Keeping patients fully informed about their care increases transparency and engages them to actively participate in their care. It increases the agency patients bring to medical decision making and fosters an environment where a patient feels they are collaborating with their doctor, rather than being judged, lectured, or ignored. Kaiser Permanente supports patient engagement with online tools that help patients communicate with their physicians and provides open access to clinical notes so patients understand the “why” behind their care and can ask more informed questions or correct inaccuracies.

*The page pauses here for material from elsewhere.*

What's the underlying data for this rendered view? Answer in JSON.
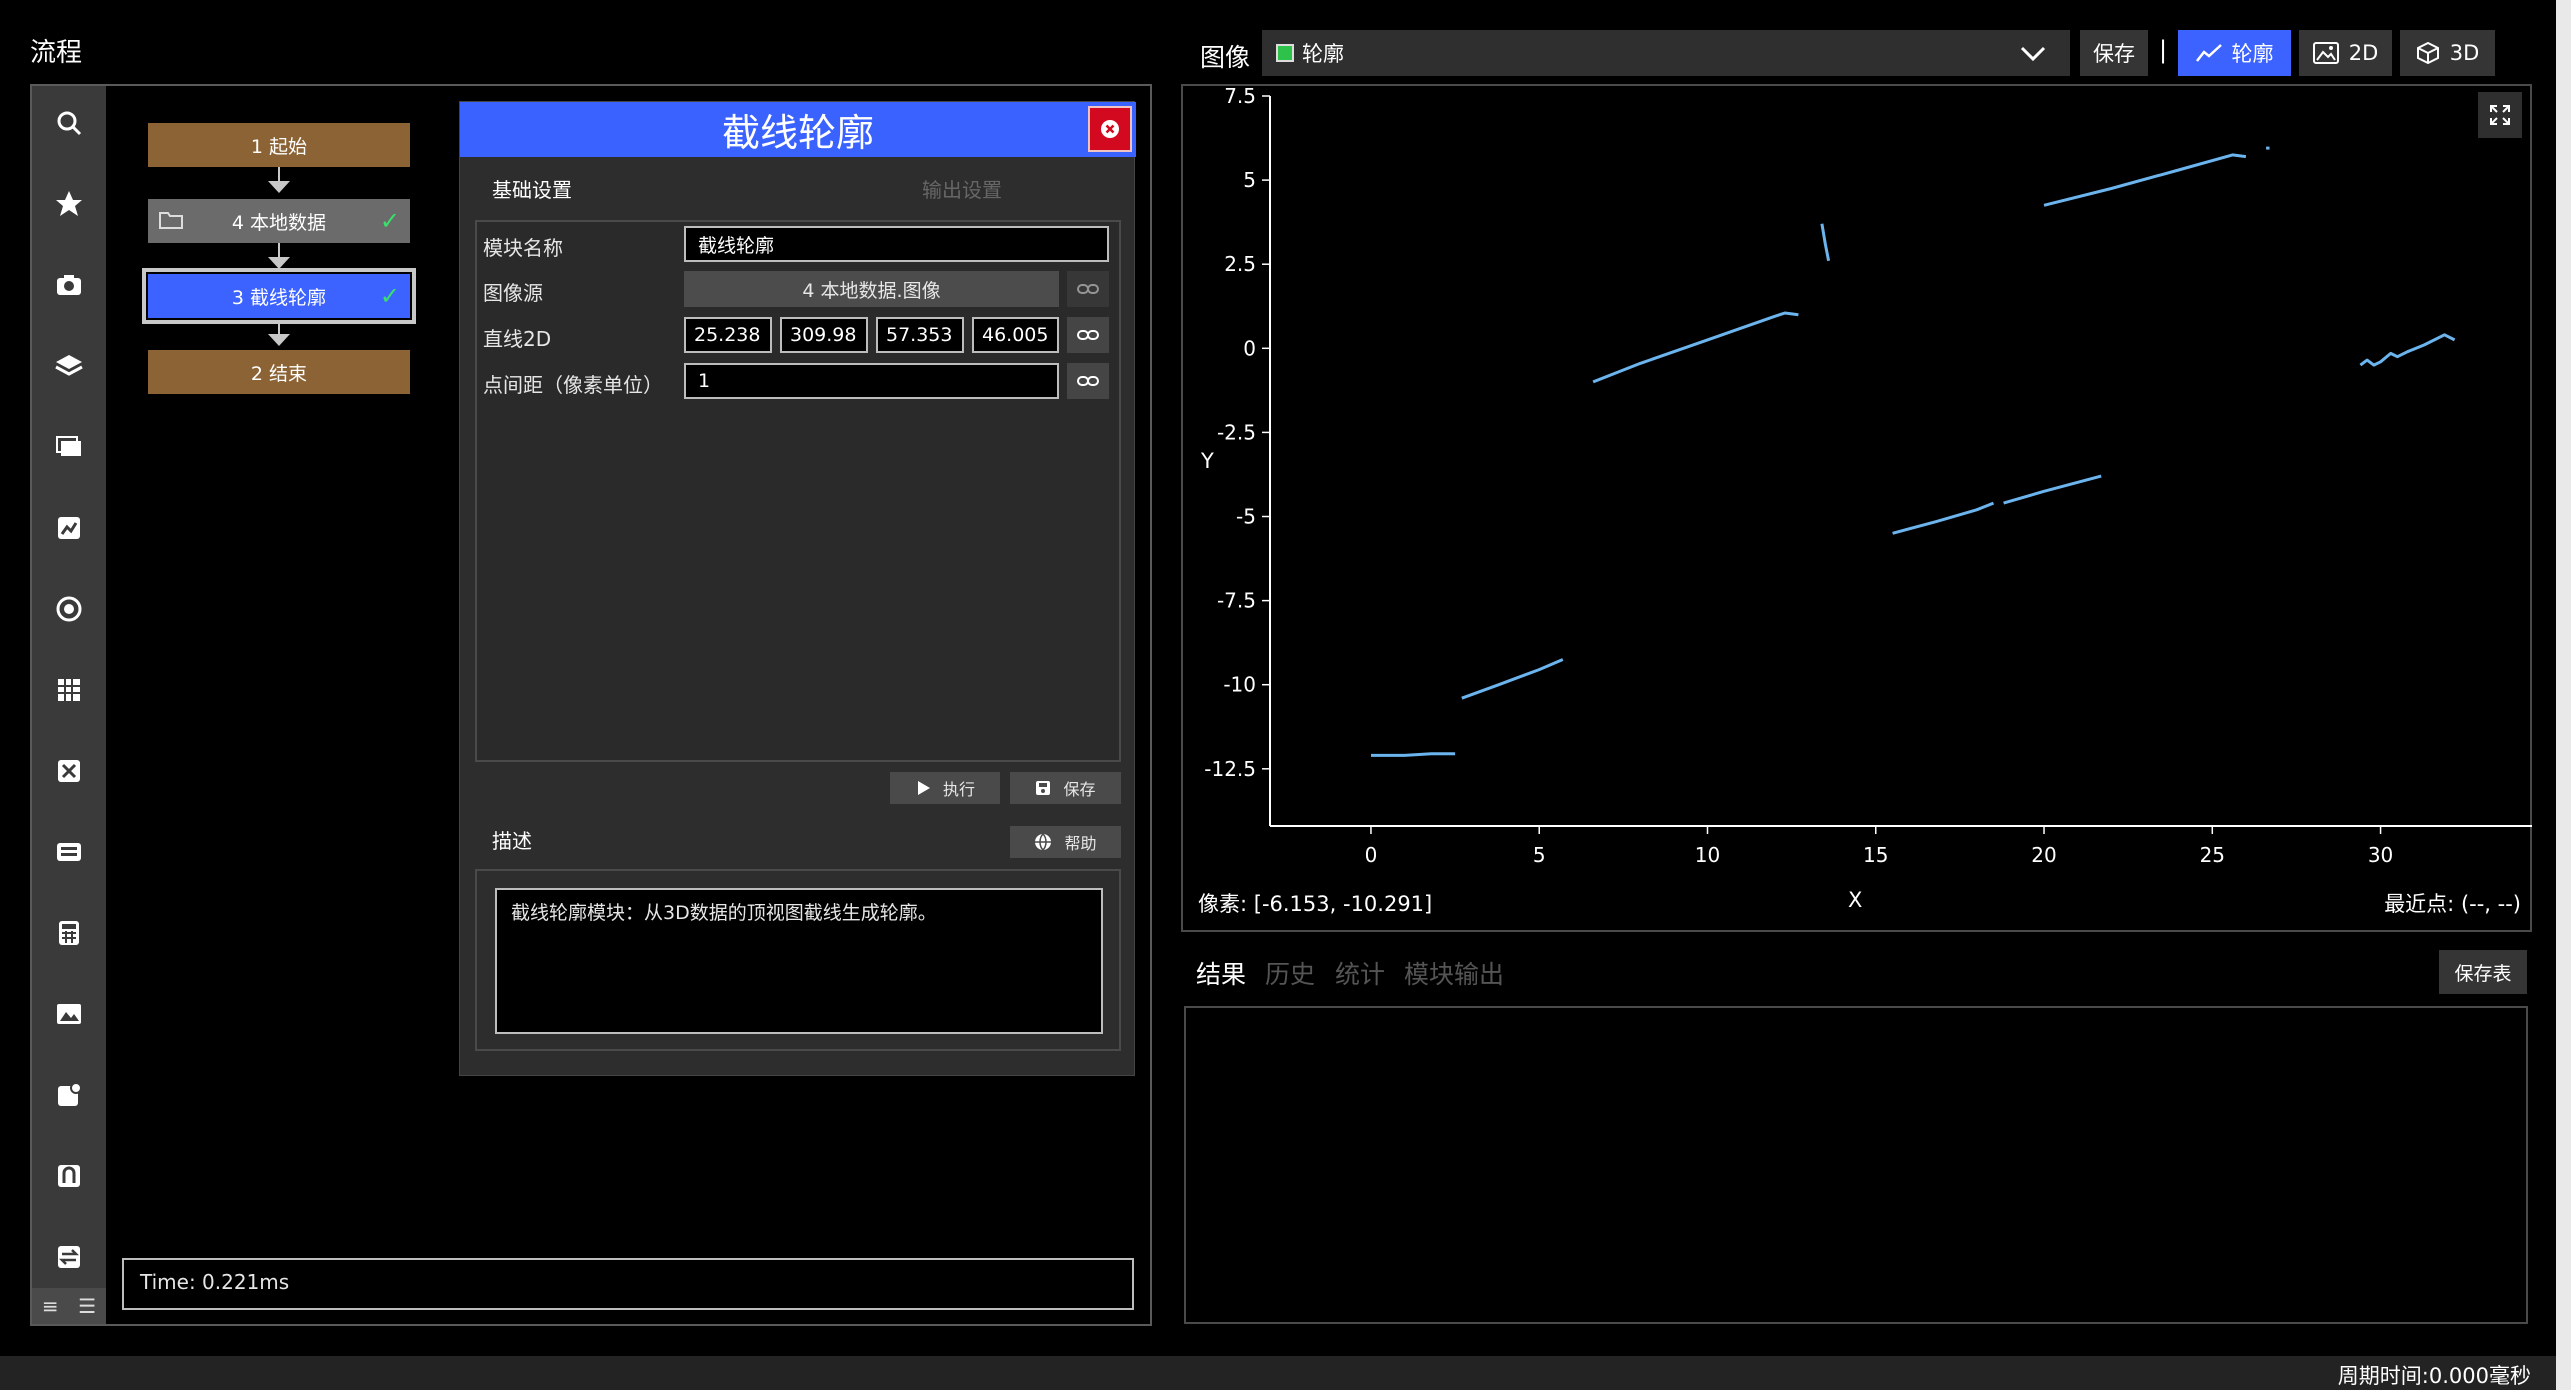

  1. Commit to equitable, culturally competent care.

Black and Hispanic patients report lower levels of trust in their physicians than white patients and are more likely to report that their care needs and concerns are not taken seriously, which, according to multiple studies, is often true. Physicians must also examine their own individual practices to identify unconscious biases and beliefs that can affect the care they provide.

  1. Be a trusted, scientific voice.

Reactions to the pandemic fueled a widespread rise in medical misinformation, making it even more challenging for patients to know who to trust and know when and how to make informed decisions about their care. Physicians can help patients navigate false information by listening to their concerns, conveying empathy, and providing evidence-based resources.

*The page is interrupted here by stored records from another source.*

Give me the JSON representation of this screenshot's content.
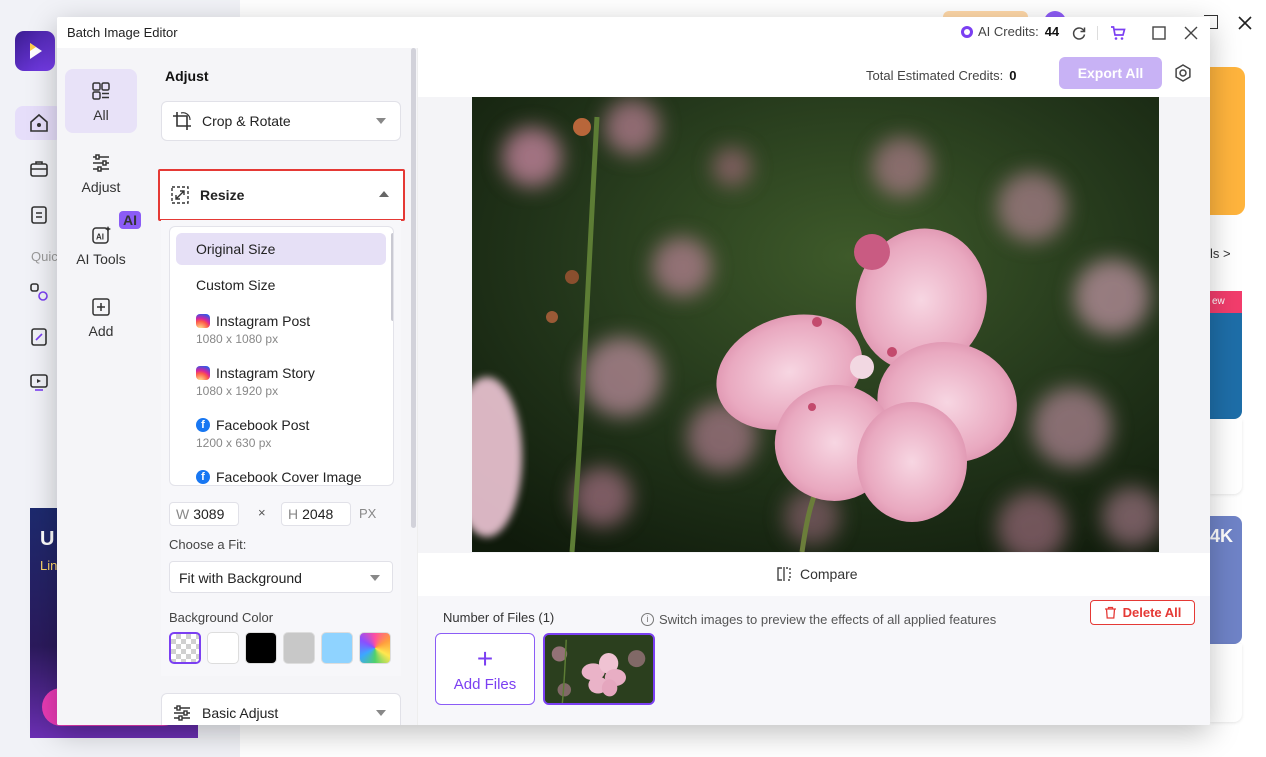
{
  "background_app": {
    "quick_label": "Quic",
    "banner_left_text1": "U",
    "banner_left_text2": "Lin",
    "right_link": "ls >",
    "right_tag": "ew",
    "right_card_text": "4K"
  },
  "window": {
    "title": "Batch Image Editor",
    "credits_label": "AI Credits:",
    "credits_value": "44"
  },
  "rail": {
    "items": [
      {
        "label": "All",
        "icon": "grid-icon"
      },
      {
        "label": "Adjust",
        "icon": "sliders-icon"
      },
      {
        "label": "AI Tools",
        "icon": "ai-icon",
        "badge": "AI"
      },
      {
        "label": "Add",
        "icon": "plus-square-icon"
      }
    ]
  },
  "panel": {
    "title": "Adjust",
    "crop_label": "Crop & Rotate",
    "resize_label": "Resize",
    "basic_adjust_label": "Basic Adjust",
    "sizes": [
      {
        "name": "Original Size",
        "dims": ""
      },
      {
        "name": "Custom Size",
        "dims": ""
      },
      {
        "name": "Instagram Post",
        "dims": "1080 x 1080 px"
      },
      {
        "name": "Instagram Story",
        "dims": "1080 x 1920 px"
      },
      {
        "name": "Facebook Post",
        "dims": "1200 x 630 px"
      },
      {
        "name": "Facebook Cover Image",
        "dims": ""
      }
    ],
    "width_key": "W",
    "width_value": "3089",
    "height_key": "H",
    "height_value": "2048",
    "times": "×",
    "unit": "PX",
    "fit_label": "Choose a Fit:",
    "fit_value": "Fit with Background",
    "bg_color_label": "Background Color"
  },
  "colors": {
    "accent": "#7b3ff2",
    "danger": "#e53935",
    "swatches": [
      "transparent",
      "#ffffff",
      "#000000",
      "#c8c8c8",
      "#8fd3ff",
      "gradient"
    ]
  },
  "main": {
    "est_label": "Total Estimated Credits:",
    "est_value": "0",
    "export_label": "Export All",
    "compare_label": "Compare",
    "files_count": "Number of Files (1)",
    "files_hint": "Switch images to preview the effects of all applied features",
    "delete_all_label": "Delete All",
    "add_files_label": "Add Files"
  }
}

Increasing transparency, delivering culturally competent care, and providing evidence-based information will play important roles in restoring trust. However, in an era of increasing demand on health care resources, physicians will need to collaborate with patients to set realistic care goals to maintain that trust. And as physicians empower patients to make decisions that reflect their personal preferences, they are more likely to follow through with a treatment plan, leading to better health outcomes.